When you last saw an interesting job opening and browsed through the list of “desired qualifications”, did you wonder who came up with those? No matter if it’s a sales, engineering, or operations role, there are likely 10-12 seemingly related yet uniquely phrased bullet points outlining the ideal candidate. Was it an insightful hiring manager? An experienced recruiter? Or an algorithm supported by a database? Chances are, it’s a combination of all three and beyond. The follow-up questions then became: How did humans and machines work together to compose the skills list? Whose input takes precedence? Is this approach truly effective in attracting talent that fits not only the particular role but also the company culture and long-term growth plan?
Workday has been trying to address many of these questions and revolutionize the concept of jobs through its Skills Cloud. It uses the concept of “skills ontology”, which I think is better explained as “skills taxonomy”, to decompose each job as a bundle of tasks – give a presentation, conduct web analysis, develop a team of people, etc. Each task then demands for relevant knowledge, skills, and abilities.
“After all, AI is so powerful it can tell us which route to drive to work, can’t it tell us what skills we need?” In Josh Bersin’s recent analysis of Workday Skills Cloud, he used the analogy of Google Maps vs. Waze. The former tells you how the roads are supposed to work, whereas the latter shows how people are actually navigating them. While traditionally jobs have been configured through top-down business requirements, Workday Skills Cloud is trying the Waze approach. It’s building a system that “self-describes the skills, capabilities, and experience one needs to succeed”.

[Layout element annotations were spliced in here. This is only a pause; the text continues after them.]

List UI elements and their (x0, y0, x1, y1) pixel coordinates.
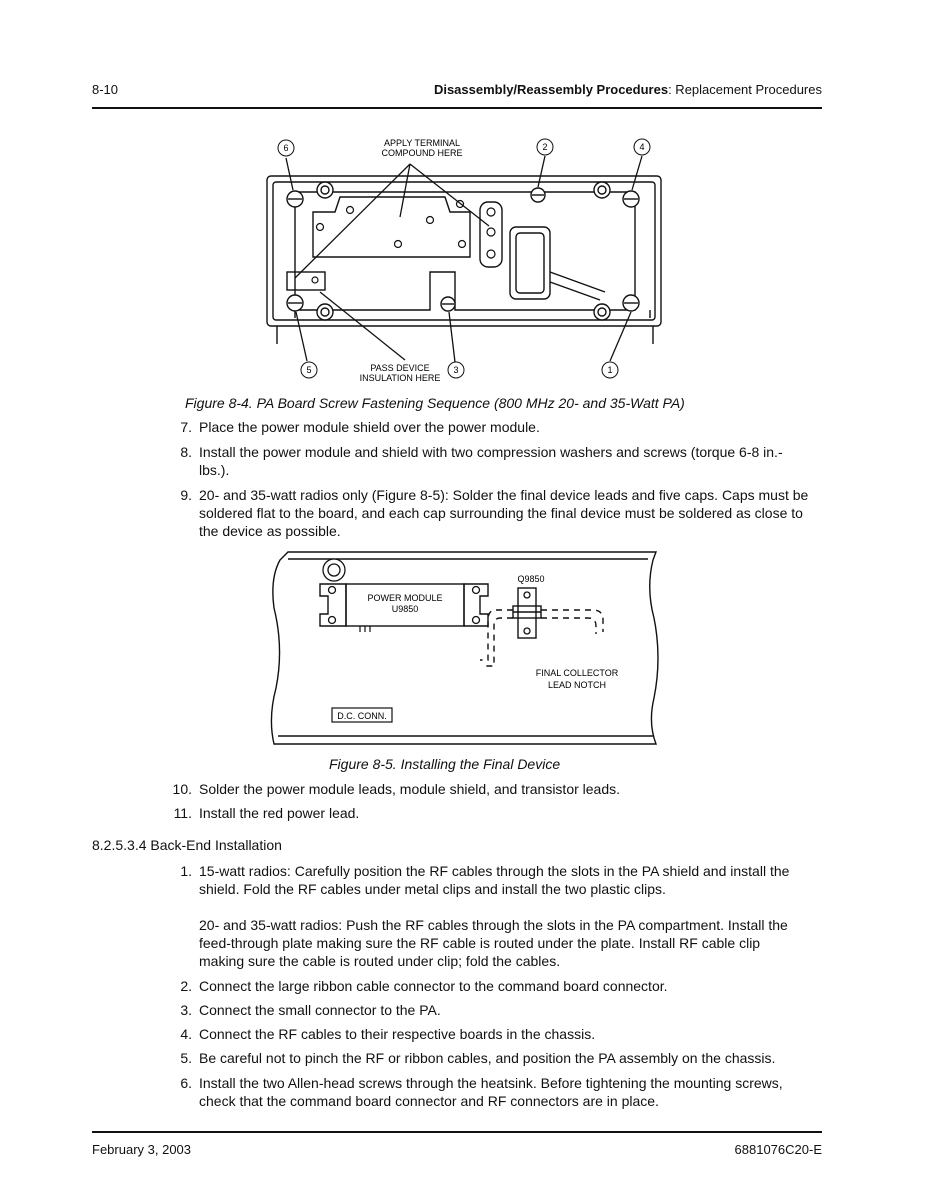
screw-callout-6: 6 (283, 143, 289, 153)
pass-label-2: INSULATION HERE (359, 373, 441, 383)
power-module-ref: U9850 (391, 604, 419, 614)
pass-label-1: PASS DEVICE (370, 363, 430, 373)
running-header (434, 82, 822, 97)
footer-date: February 3, 2003 (92, 1142, 192, 1157)
apply-label-2: COMPOUND HERE (381, 148, 463, 158)
final-collector-label-2: LEAD NOTCH (547, 680, 607, 690)
figure-8-4-diagram (255, 132, 675, 387)
page-number: 8-10 (92, 82, 119, 97)
header-rule (92, 107, 822, 109)
figure-8-4-caption: Figure 8-4. PA Board Screw Fastening Sequence (800 MHz 20- and 35-Watt PA) (185, 395, 685, 411)
figure-8-5-diagram (268, 548, 663, 750)
screw-callout-3: 3 (453, 365, 459, 375)
final-collector-label-1: FINAL COLLECTOR (535, 668, 619, 678)
power-module-label: POWER MODULE (367, 593, 443, 603)
q9850-label: Q9850 (517, 574, 545, 584)
screw-callout-2: 2 (542, 142, 548, 152)
screw-callout-5: 5 (306, 365, 312, 375)
running-header-rest: : Replacement Procedures (668, 82, 822, 97)
section-heading: 8.2.5.3.4 Back-End Installation (92, 837, 282, 853)
dc-conn-label: D.C. CONN. (337, 711, 387, 721)
apply-label-1: APPLY TERMINAL (383, 138, 461, 148)
screw-callout-1: 1 (607, 365, 613, 375)
footer-doc-number: 6881076C20-E (734, 1142, 822, 1157)
screw-callout-4: 4 (639, 142, 645, 152)
running-header-bold: Disassembly/Reassembly Procedures (433, 82, 669, 97)
footer-rule (92, 1131, 822, 1133)
figure-8-5-caption: Figure 8-5. Installing the Final Device (329, 756, 561, 772)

The sought-after skills are synthesized based on how the top performers in existing roles are executing their tasks and qualifications that make them effective leaders or individual contributors. With its inherent advantage as part of the Human Capital Management and even Finance ERP ecosystem, the Skills Cloud sources data from performance metrics, talent profiles, learning & development records, and recruiting information across industries.

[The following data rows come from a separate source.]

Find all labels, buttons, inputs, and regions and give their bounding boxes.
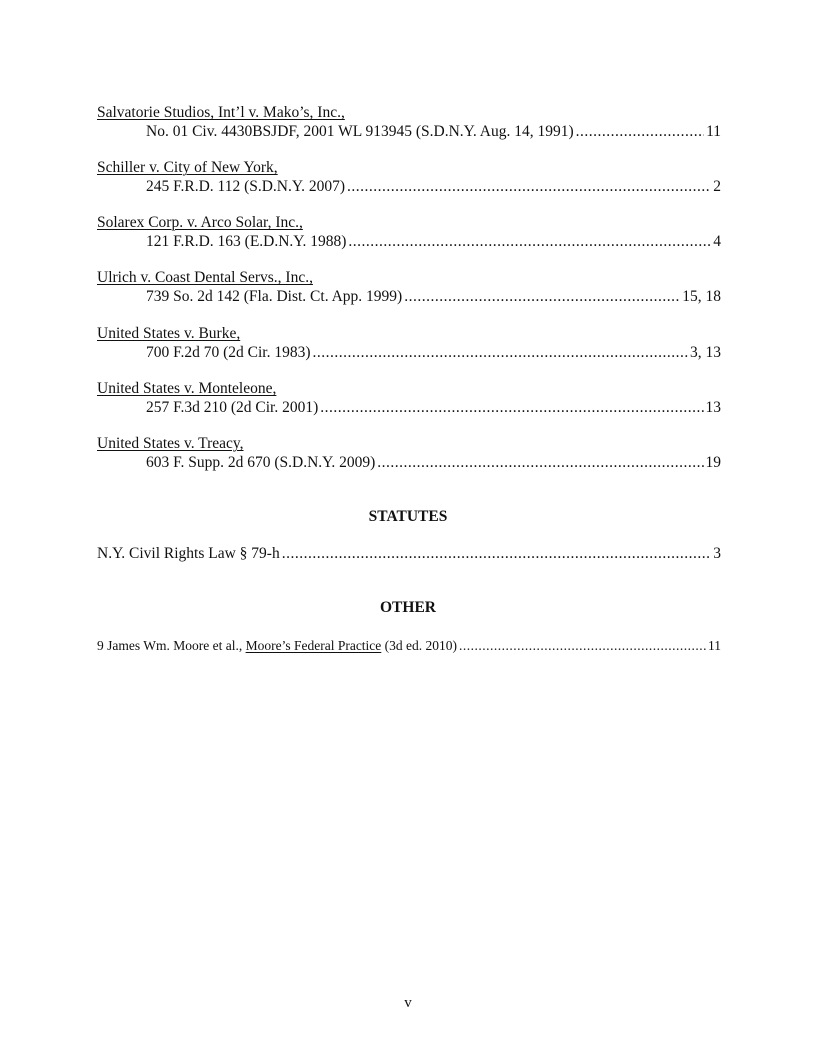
case-entry (97, 434, 721, 472)
case-citation-line (97, 232, 721, 251)
case-name: Salvatorie Studios, Int’l v. Mako’s, Inc., (97, 104, 345, 121)
statutes-heading: STATUTES (368, 508, 448, 525)
dot-leader (459, 636, 706, 655)
other-line (97, 636, 721, 655)
statute-line (97, 544, 721, 563)
case-pages: 19 (705, 454, 721, 471)
case-citation: 245 F.R.D. 112 (S.D.N.Y. 2007) (146, 178, 345, 195)
case-name: United States v. Treacy, (97, 435, 244, 452)
dot-leader (576, 122, 704, 141)
case-citation: 700 F.2d 70 (2d Cir. 1983) (146, 344, 311, 361)
other-text (97, 636, 457, 655)
case-pages: 2 (713, 178, 721, 195)
case-citation: 257 F.3d 210 (2d Cir. 2001) (146, 399, 319, 416)
case-citation: No. 01 Civ. 4430BSJDF, 2001 WL 913945 (S.D.N.Y. Aug. 14, 1991) (146, 123, 574, 140)
dot-leader (348, 232, 711, 251)
case-name: Ulrich v. Coast Dental Servs., Inc., (97, 269, 313, 286)
book-title: Moore’s Federal Practice (245, 638, 382, 653)
case-citation-line (97, 453, 721, 472)
other-heading: OTHER (380, 599, 436, 616)
dot-leader (313, 343, 688, 362)
other-prefix: 9 James Wm. Moore et al., (97, 638, 246, 653)
dot-leader (347, 177, 711, 196)
case-name: United States v. Monteleone, (97, 380, 277, 397)
statute-pages: 3 (713, 545, 721, 562)
statute-text: N.Y. Civil Rights Law § 79-h (97, 545, 280, 562)
other-pages: 11 (708, 638, 721, 653)
case-citation: 121 F.R.D. 163 (E.D.N.Y. 1988) (146, 233, 347, 250)
dot-leader (282, 544, 712, 563)
case-citation-line (97, 398, 721, 417)
case-entry (97, 103, 721, 141)
statute-entry (97, 544, 721, 563)
case-name: Solarex Corp. v. Arco Solar, Inc., (97, 214, 303, 231)
other-suffix: (3d ed. 2010) (381, 638, 458, 653)
case-entry (97, 213, 721, 251)
case-pages: 15, 18 (682, 288, 721, 305)
case-citation: 739 So. 2d 142 (Fla. Dist. Ct. App. 1999) (146, 288, 403, 305)
case-citation-line (97, 287, 721, 306)
case-citation-line (97, 122, 721, 141)
case-entry (97, 158, 721, 196)
dot-leader (320, 398, 703, 417)
case-citation-line (97, 177, 721, 196)
case-entry (97, 324, 721, 362)
case-pages: 13 (705, 399, 721, 416)
case-pages: 11 (706, 123, 721, 140)
case-entry (97, 268, 721, 306)
case-entry (97, 379, 721, 417)
case-pages: 3, 13 (690, 344, 721, 361)
case-pages: 4 (713, 233, 721, 250)
case-citation-line (97, 343, 721, 362)
page-number: v (404, 995, 412, 1011)
case-name: United States v. Burke, (97, 325, 241, 342)
dot-leader (377, 453, 703, 472)
case-citation: 603 F. Supp. 2d 670 (S.D.N.Y. 2009) (146, 454, 376, 471)
case-name: Schiller v. City of New York, (97, 159, 278, 176)
other-entry (97, 636, 721, 655)
dot-leader (404, 287, 680, 306)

Similar to other people analytics solutions that offer predictive recommendations based on existing “success examples”, Workday Skills Cloud could be perpetuating issues of representation. It brings to question the differences between correlation and causation in the context of talent management: What are possible explanations people excelling in their roles share certain traits? While a degree from a prestigious private institution could be a commonality among existing top performers at a Fortune 100 company, is it a necessary qualification for someone to have in order to succeed in the role? As new technologies and tools emerge, instead of seeking candidates proficient in the exact same coding languages as the company’s star developers, would it be more valuable to identify individuals who can pick up new tools quickly to complement the existing stack of tech skills?
Another challenging metric the solution is trying to measure is the “strength level of skills”. If someone identifies “project management” as a skill, how strong or transferable is their skill across contexts? How does it change over time? While Bersin discussed his belief in “capabilities as skills plus experience”, he didn’t quite explain how “experience” should be quantified, how to factor in and weigh measures such as tenure, number of related projects, support vs. leadership roles taken. Another approach to objectify the strength of skills is adopted by networking and learning platforms such as LinkedIn and Edcast as they popularized human “tagging” – the more people who are willing to endorse you on a certain skill (especially if they’re also good at the same thing), the higher the perceived strength and credibility in that domain. Workday only revealed considerations such as the depreciation of a skill over time as it could become rusty, yet much of the strength rating algorithm remains a black box.
The opaque nature of AI-enabled skill evaluation makes me hesitant to support its use in hiring and promotion decisions, yet I agree with Bersin on its potential to yield aggregated insights for companies to understand their collective skill gaps or shortage in market competition. Personally, I’m most excited about how Workday Skills Cloud could promote a culture of upskilling. By highlighting the skills in demand within one’s organization, it could encourage employees to pursue development resources or project opportunities that hone in on that skill. Essentially, I think the current analysis of skills data is most powerful when used to inform employees of their growth potentials and how their future could be aligned with the direction that their organization is headed.
To answer the question of how machine and humans work together in the realm of skill identification and job mapping: Workday’s stance is to let the algorithm do the grunt work for defining “success” before humans perform the check and balances and make judgment calls on how the data is used in talent decisions. At the end of the day, both Google Maps and Waze are created to serve the commuters who opted to share their data. My hope is that similarly, the cloud of skills can provide forecasts for employees navigating their career journeys on how to amplify their impact.